Nefarious Login Error Behind Protected Proxy
slapcat opened this issue · comments
I have placed Nefarious behind a simple Apache proxy. It runs perfectly until I add in some basic authentication to the proxy. When I do, the site will render, but when I try to login, Nefarious presents an error in the top right corner:
Username
Password
"<!DOCTYPE HTML PUBLIC "-//IETF//DTD HTML 2.0//EN">\n\n<title>401 Unauthorized</title>\n\nUnauthorized
\nThis server could not verify that you\nare authorized to access the document\nrequested. Either you supplied the wrong\ncredentials (e.g., bad password), or your\nbrowser doesn't understand how to supply\nthe credentials required.
\n
\nApache/2.4.53 (Debian) Server at example.com Port 80\n\n"
My proxy configuration is very boilerplate:
<VirtualHost *:80>
ServerName example.com
ProxyPreserveHost On
ProxyPass / http://192.168.122.164:8000/
ProxyPassReverse / http://192.168.122.164:8000/
Timeout 5400
ProxyTimeout 5400
<Proxy *>
Order deny,allow
Allow from all
Authtype Basic
Authname "Password Required"
AuthUserFile /etc/apache2/.htpasswd
Require valid-user
</Proxy>
</VirtualHost>
It seems like the authentication between the proxy and Nefarious are getting crossed somehow... Is there any workaround for this? (Even if it is just possible to remove the login completely from Nefarious, that would be acceptable for my use case.)

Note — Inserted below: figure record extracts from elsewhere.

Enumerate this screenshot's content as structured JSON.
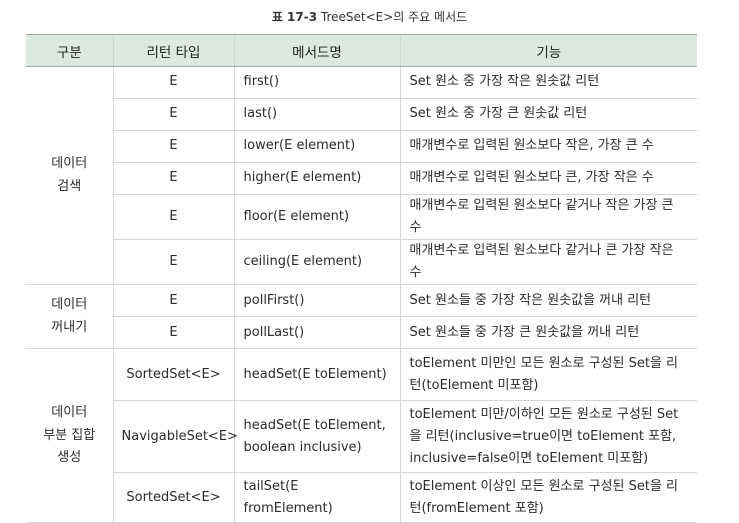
{
  "caption": {
    "label": "표 17-3",
    "text": "TreeSet<E>의 주요 메서드"
  },
  "table": {
    "headers": [
      "구분",
      "리턴 타입",
      "메서드명",
      "기능"
    ],
    "groups": {
      "search": [
        "데이터",
        "검색"
      ],
      "poll": [
        "데이터",
        "꺼내기"
      ],
      "subset": [
        "데이터",
        "부분 집합",
        "생성"
      ]
    },
    "rows": [
      {
        "ret": "E",
        "method": [
          "first()"
        ],
        "desc": [
          "Set 원소 중 가장 작은 원솟값 리턴"
        ]
      },
      {
        "ret": "E",
        "method": [
          "last()"
        ],
        "desc": [
          "Set 원소 중 가장 큰 원솟값 리턴"
        ]
      },
      {
        "ret": "E",
        "method": [
          "lower(E element)"
        ],
        "desc": [
          "매개변수로 입력된 원소보다 작은, 가장 큰 수"
        ]
      },
      {
        "ret": "E",
        "method": [
          "higher(E element)"
        ],
        "desc": [
          "매개변수로 입력된 원소보다 큰, 가장 작은 수"
        ]
      },
      {
        "ret": "E",
        "method": [
          "floor(E element)"
        ],
        "desc": [
          "매개변수로 입력된 원소보다 같거나 작은 가장 큰 수"
        ]
      },
      {
        "ret": "E",
        "method": [
          "ceiling(E element)"
        ],
        "desc": [
          "매개변수로 입력된 원소보다 같거나 큰 가장 작은 수"
        ]
      },
      {
        "ret": "E",
        "method": [
          "pollFirst()"
        ],
        "desc": [
          "Set 원소들 중 가장 작은 원솟값을 꺼내 리턴"
        ]
      },
      {
        "ret": "E",
        "method": [
          "pollLast()"
        ],
        "desc": [
          "Set 원소들 중 가장 큰 원솟값을 꺼내 리턴"
        ]
      },
      {
        "ret": "SortedSet<E>",
        "method": [
          "headSet(E toElement)"
        ],
        "desc": [
          "toElement 미만인 모든 원소로 구성된 Set을 리",
          "턴(toElement 미포함)"
        ]
      },
      {
        "ret": "NavigableSet<E>",
        "method": [
          "headSet(E toElement,",
          "boolean inclusive)"
        ],
        "desc": [
          "toElement 미만/이하인 모든 원소로 구성된 Set",
          "을 리턴(inclusive=true이면 toElement 포함,",
          "inclusive=false이면 toElement 미포함)"
        ]
      },
      {
        "ret": "SortedSet<E>",
        "method": [
          "tailSet(E fromElement)"
        ],
        "desc": [
          "toElement 이상인 모든 원소로 구성된 Set을 리",
          "턴(fromElement 포함)"
        ]
      }
    ]
  }
}
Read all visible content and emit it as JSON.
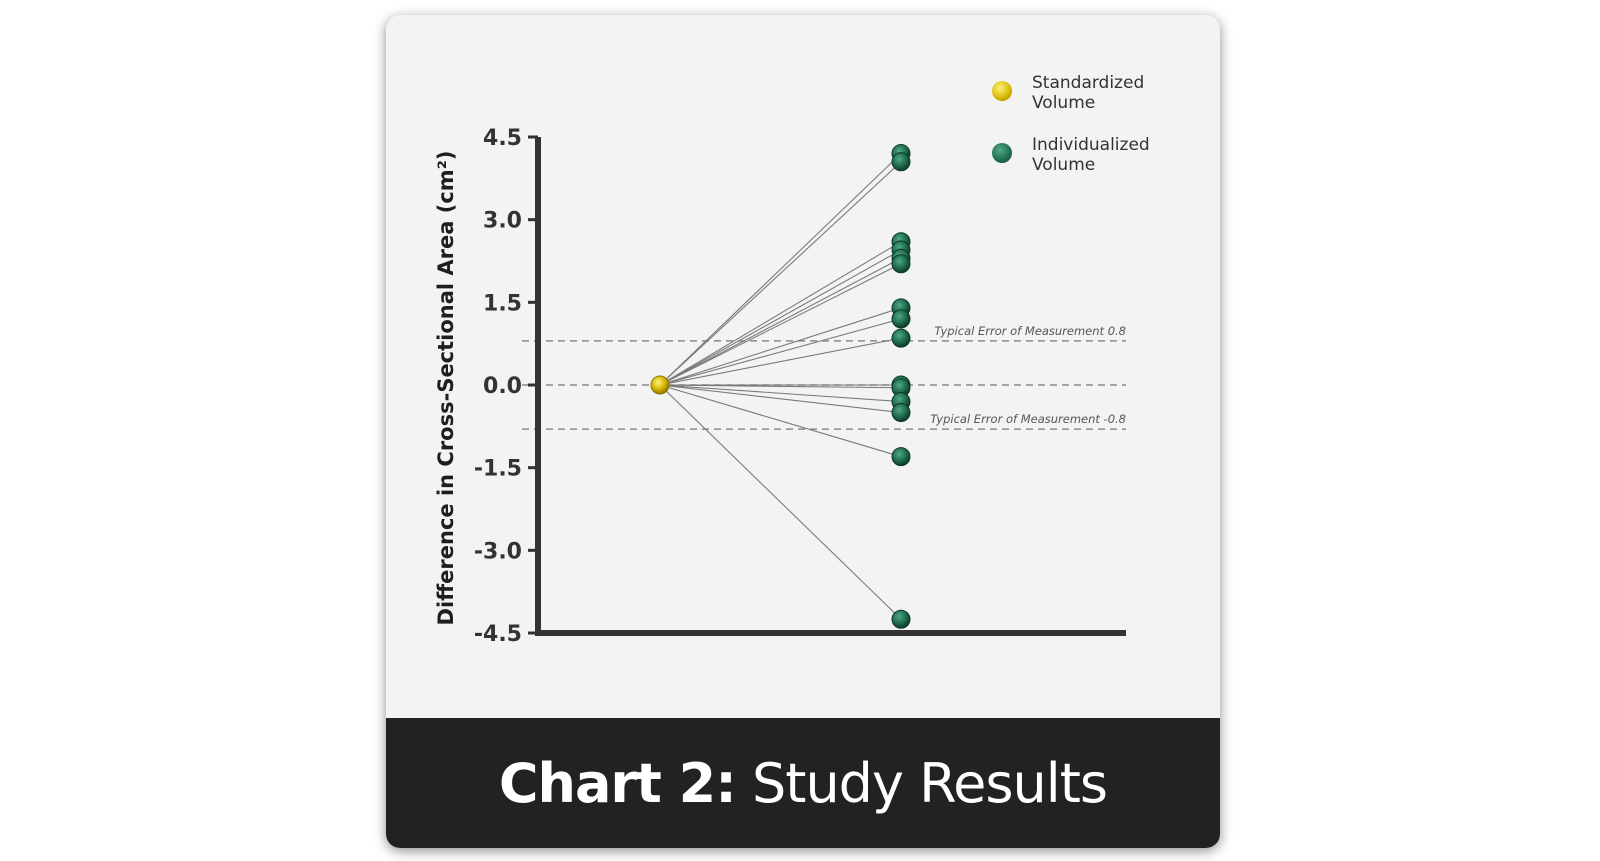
{
  "colors": {
    "standardized": "#d4b400",
    "individualized": "#1f6b4e",
    "axis": "#333333",
    "footer_bg": "#222222"
  },
  "legend": {
    "standardized_line1": "Standardized",
    "standardized_line2": "Volume",
    "individualized_line1": "Individualized",
    "individualized_line2": "Volume"
  },
  "footer": {
    "title_bold": "Chart 2:",
    "title_normal": " Study Results"
  },
  "chart_data": {
    "type": "scatter",
    "ylabel": "Difference in Cross-Sectional Area (cm²)",
    "ylim": [
      -4.5,
      4.5
    ],
    "yticks": [
      "4.5",
      "3.0",
      "1.5",
      "0.0",
      "-1.5",
      "-3.0",
      "-4.5"
    ],
    "grid": false,
    "legend_position": "top-right",
    "reference_lines": [
      {
        "y": 0.8,
        "label": "Typical Error of Measurement 0.8"
      },
      {
        "y": 0.0,
        "label": ""
      },
      {
        "y": -0.8,
        "label": "Typical Error of Measurement -0.8"
      }
    ],
    "series": [
      {
        "name": "Standardized Volume",
        "values": [
          0.0
        ]
      },
      {
        "name": "Individualized Volume",
        "values": [
          4.2,
          4.05,
          2.6,
          2.45,
          2.3,
          2.2,
          1.4,
          1.2,
          0.85,
          0.0,
          -0.05,
          -0.3,
          -0.5,
          -1.3,
          -4.25
        ]
      }
    ]
  }
}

I don't immediately know why this wouldn't work. It sounds like just the javascript XMLHttpRequest/ajax requests are being denied by the apache authentication rule (since you said the page loaded initially). I would have assumed the browser would have already authenticated and subsequently passed those credentials along with the ajax requests but maybe I'm mistaken. Maybe the javascript ajax requests need to explicitly send the authentication credentials with every request. I'll have to set this configuration up myself to confirm my theory.
I now have a feeling apache isn't sending the Authorization http header to nefarious to authenticate.
nefarious needs to see an http header like Authorization: Token 123abc
to athenticate the requests and i'm wondering if the 401
error is from nefarious because it can't authenticate without that header.
Closing due to inactivity, but feel free to re-open if you want to continue troubleshooting this.